Moreover, the Company has announced Rs.7 dividend this year. According to investor’s expectations, it would grow at the rate of 9% for the next 3 years, then at the rate of 8% for the next 3 years and then at the rate of 7% thereafter. However, the required rate of return of investors prevailing in the market is 15%. The Company is also intending to calculate the intrinsic value of its share to check whether its security is overpriced or not in the market with respect to its competitors in the same industry.
The Company is also interested in new investment opportunities which could generate more revenues in future. The analysts have suggested that Company can generate enough funds after
10 years if it would deposit at least Rs.40, 00,000 today. For this purpose, two financial institutions are highlighted by them which are offering maximum return in the market. Institution A is offering a 14% interest rate semiannually, while institution B is offering 13% quarterly. So there is a need to calculate the cash position of the Company after 10 years from these two alternatives to choose an appropriate plan.

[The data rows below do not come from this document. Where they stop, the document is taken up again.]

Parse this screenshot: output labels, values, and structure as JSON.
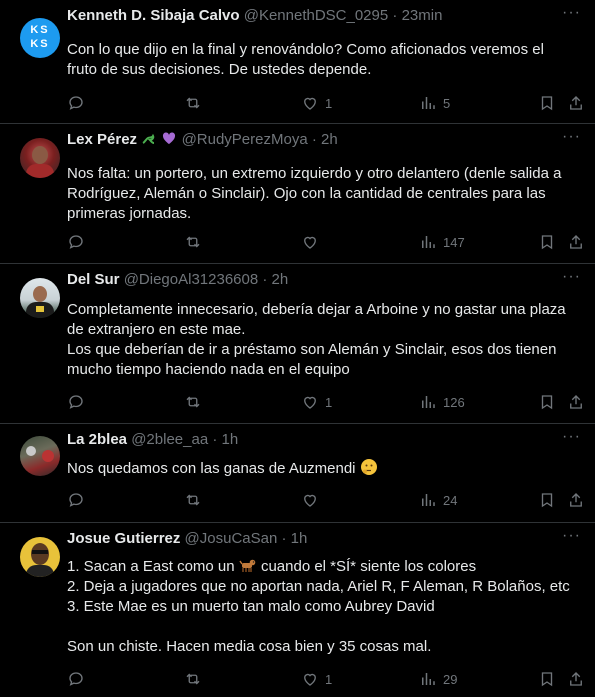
{
  "tweets": [
    {
      "name": "Kenneth D. Sibaja Calvo",
      "handle": "@KennethDSC_0295",
      "time": "23min",
      "avatar_text": "KS KS",
      "lines": [
        "Con lo que dijo en la final y renovándolo? Como aficionados veremos el",
        "fruto de sus decisiones. De ustedes depende."
      ],
      "likes": "1",
      "views": "5"
    },
    {
      "name": "Lex Pérez",
      "handle": "@RudyPerezMoya",
      "time": "2h",
      "lines": [
        "Nos falta: un portero, un extremo izquierdo y otro delantero (denle salida a",
        "Rodríguez, Alemán o Sinclair). Ojo con la cantidad de centrales para las",
        "primeras jornadas."
      ],
      "likes": "",
      "views": "147"
    },
    {
      "name": "Del Sur",
      "handle": "@DiegoAl31236608",
      "time": "2h",
      "lines": [
        "Completamente innecesario, debería dejar a Arboine y no gastar una plaza",
        "de extranjero en este mae.",
        "Los que deberían de ir a préstamo son Alemán y Sinclair, esos dos tienen",
        "mucho tiempo haciendo nada en el equipo"
      ],
      "likes": "1",
      "views": "126"
    },
    {
      "name": "La 2blea",
      "handle": "@2blee_aa",
      "time": "1h",
      "lines": [
        "Nos quedamos con las ganas de Auzmendi"
      ],
      "likes": "",
      "views": "24"
    },
    {
      "name": "Josue Gutierrez",
      "handle": "@JosuCaSan",
      "time": "1h",
      "lines": [
        "1. Sacan a East como un",
        "cuando el *SÍ* siente los colores",
        "2. Deja a jugadores que no aportan nada, Ariel R, F Aleman, R Bolaños, etc",
        "3. Este Mae es un muerto tan malo como Aubrey David",
        "",
        "Son un chiste. Hacen media cosa bien y 35 cosas mal."
      ],
      "likes": "1",
      "views": "29"
    }
  ],
  "more_label": "···",
  "colors": {
    "background": "#000000",
    "text": "#e7e9ea",
    "muted": "#71767b",
    "border": "#2f3336",
    "avatar_ks": "#1d9bf0"
  }
}
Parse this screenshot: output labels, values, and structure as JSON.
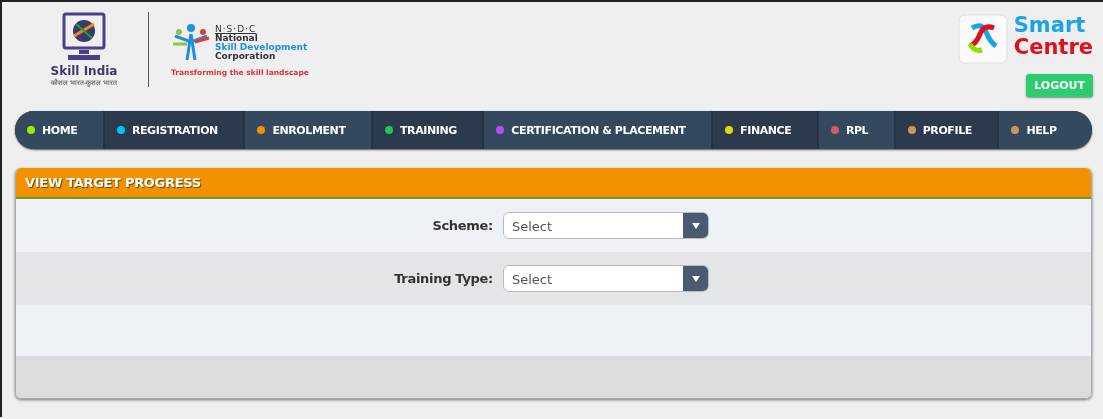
{
  "header": {
    "skill_india": {
      "name": "Skill India",
      "tagline": "कौशल भारत-कुशल भारत"
    },
    "nsdc": {
      "acronym": "N·S·D·C",
      "line_1": "National",
      "line_2": "Skill Development",
      "line_3": "Corporation",
      "tagline": "Transforming the skill landscape"
    },
    "smart_centre": {
      "line_1": "Smart",
      "line_2": "Centre"
    },
    "logout_button": "LOGOUT"
  },
  "nav": [
    {
      "label": "HOME",
      "color": "#99ee00"
    },
    {
      "label": "REGISTRATION",
      "color": "#00c0ff"
    },
    {
      "label": "ENROLMENT",
      "color": "#f39200"
    },
    {
      "label": "TRAINING",
      "color": "#22c55e"
    },
    {
      "label": "CERTIFICATION & PLACEMENT",
      "color": "#b84ef0"
    },
    {
      "label": "FINANCE",
      "color": "#dddd00"
    },
    {
      "label": "RPL",
      "color": "#d45c6a"
    },
    {
      "label": "PROFILE",
      "color": "#c89a58"
    },
    {
      "label": "HELP",
      "color": "#c89a58"
    }
  ],
  "panel": {
    "title": "VIEW TARGET PROGRESS",
    "fields": [
      {
        "label": "Scheme:",
        "placeholder": "Select"
      },
      {
        "label": "Training Type:",
        "placeholder": "Select"
      }
    ]
  }
}
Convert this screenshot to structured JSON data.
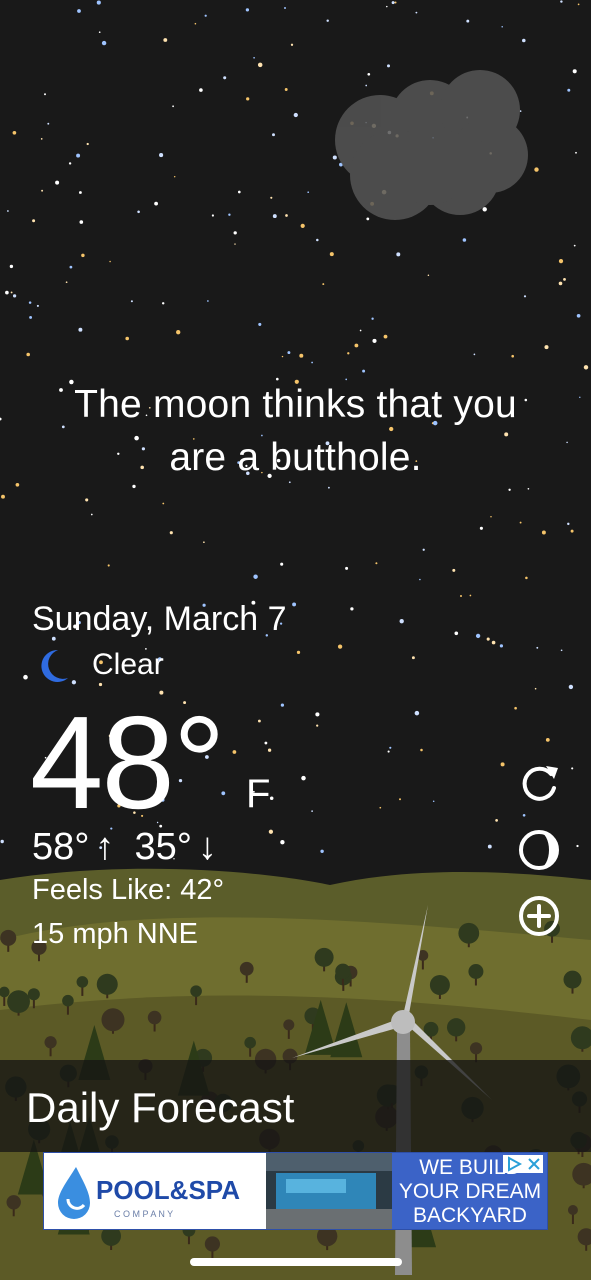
{
  "tagline": {
    "line1": "The moon thinks that you",
    "line2": "are a butthole."
  },
  "current": {
    "date": "Sunday, March 7",
    "condition": "Clear",
    "condition_icon": "crescent-moon-icon",
    "temperature": "48°",
    "unit": "F",
    "high": "58°",
    "low": "35°",
    "high_arrow": "↑",
    "low_arrow": "↓",
    "feels_like": "Feels Like: 42°",
    "wind": "15 mph NNE"
  },
  "side_actions": [
    {
      "name": "refresh-icon"
    },
    {
      "name": "moon-phase-icon"
    },
    {
      "name": "add-location-icon"
    }
  ],
  "forecast": {
    "title": "Daily Forecast"
  },
  "ad": {
    "brand": "POOL&SPA",
    "brand_sub": "C O M P A N Y",
    "cta_line1": "WE BUILD",
    "cta_line2": "YOUR DREAM",
    "cta_line3": "BACKYARD"
  },
  "colors": {
    "sky": "#181818",
    "hills": "#6b6a2e",
    "moon_icon": "#2f6be0",
    "ad_blue": "#3b63c7"
  }
}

The analysts have also suggested the management follow different annuity and perpetuity concepts while issuing and evaluating their bonds so that the best options would be chosen while issuing new securities. Therefore there is also a need to explain these concepts before the Board of Directors to get a depth understanding of the calculation of the intrinsic value of securities by using different types of annuities as well as perpetuity plans.

Carefully read the information provided above and calculate the following items for Company XYZ Ltd.

Q4:- Calculate amounts offered by financial institutions on investment plans after 10 years.
Q5:- Explain different types of Annuity and perpetuity concepts with appropriate examples.